I actually think the effect of copying files back _is_ the primary
motivation of this change, and stressing that end effect is a much
better description.  After all, if the working tree files do not
have any difference from the RHS of the comparison, copying from the
working tree and stuffing the $rsha1 to the RHS temporary index and
running "checkout -f" should produce identical temporary directory
for the user to start viewing.

The _only_ difference in behaviour before and after this patch that
matters to the end user is if that path is in @working_tree, which
is returned to @worktree of dir_diff sub to be later copied back,
no?  I would view this change as a mere means, an implementation
detail, to achieve that end of stuffing more paths in the @worktree
array.

Perhaps

        difftool --dir-diff: allow changing any clean working tree file

        The temporary directory prepared by "difftool --dir-diff" to
        show the result of a change can be modified by the user via
        the tree diff program, and we try hard not to lose changes
        to them after tree diff program returns to us.

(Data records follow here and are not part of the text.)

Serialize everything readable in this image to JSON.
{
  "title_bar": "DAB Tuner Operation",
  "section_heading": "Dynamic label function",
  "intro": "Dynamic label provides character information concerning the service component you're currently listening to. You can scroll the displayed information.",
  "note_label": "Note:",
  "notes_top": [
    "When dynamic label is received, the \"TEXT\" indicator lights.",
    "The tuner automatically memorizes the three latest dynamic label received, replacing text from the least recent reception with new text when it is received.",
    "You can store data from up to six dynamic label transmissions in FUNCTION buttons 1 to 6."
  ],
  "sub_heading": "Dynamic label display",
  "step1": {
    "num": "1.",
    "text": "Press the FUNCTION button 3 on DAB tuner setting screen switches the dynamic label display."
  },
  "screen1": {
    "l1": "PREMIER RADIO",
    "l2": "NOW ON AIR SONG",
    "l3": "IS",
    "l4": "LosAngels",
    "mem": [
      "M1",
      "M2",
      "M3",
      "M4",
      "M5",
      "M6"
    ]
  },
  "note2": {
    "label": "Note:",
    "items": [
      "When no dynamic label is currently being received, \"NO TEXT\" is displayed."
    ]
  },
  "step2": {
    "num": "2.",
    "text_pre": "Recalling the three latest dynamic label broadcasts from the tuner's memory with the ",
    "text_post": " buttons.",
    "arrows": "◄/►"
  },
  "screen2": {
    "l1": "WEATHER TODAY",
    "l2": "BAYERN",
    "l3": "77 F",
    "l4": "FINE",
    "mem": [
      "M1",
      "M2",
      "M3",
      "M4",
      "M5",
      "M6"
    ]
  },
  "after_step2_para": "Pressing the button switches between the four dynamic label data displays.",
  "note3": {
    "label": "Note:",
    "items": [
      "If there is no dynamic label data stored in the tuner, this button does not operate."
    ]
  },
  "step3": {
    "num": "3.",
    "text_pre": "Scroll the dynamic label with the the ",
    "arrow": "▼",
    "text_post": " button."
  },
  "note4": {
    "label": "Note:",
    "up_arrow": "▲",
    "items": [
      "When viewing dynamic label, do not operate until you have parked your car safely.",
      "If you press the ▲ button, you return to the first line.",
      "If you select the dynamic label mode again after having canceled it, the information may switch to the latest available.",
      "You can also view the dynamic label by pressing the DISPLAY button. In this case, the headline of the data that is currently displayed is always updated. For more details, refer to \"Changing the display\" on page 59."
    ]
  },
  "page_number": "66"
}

        However, the set of files to be copied back is computed
        differently between --symlinks and --no-symlinks modes.  The
        former checks all paths that start out as identical to the
        working tree file, while the latter checks paths that
        already had a local modification in the working tree,
        allowing changes made in the tree diff program to paths that
        did not have any local change to be lost.

or something.  This invites a few questions, though.

 - By allowing these files in the temporary directory to be
   modified, aren't we making the user's life harder by forcing them
   to handle "working tree file was already modified, made different
   changes in the temporary directory, now these changes need to be
   consolidated" case?

 - When comparing two revisions, e.g. "--dir-diff HEAD^^ HEAD^",
   that checks out (via $rsha1 to "checkout -f" codepath) a blob
   that does not match what is in the working tree of HEAD to the
   temporary directory, we still allow modifications to the copy in
   the temporary directory, but what can the user do with these
   changes that are _not_ based on HEAD, short of checking out HEAD^
   and apply the difference first?

I still cannot shake this nagging feeling that giving a writable
temporary directory might have been a mistake in the first place.
Perhaps it may be a better design to make the ones that the user
shouldn't touch (or will lead to the above confusion) read-only,
while the ones that match the working tree read-write?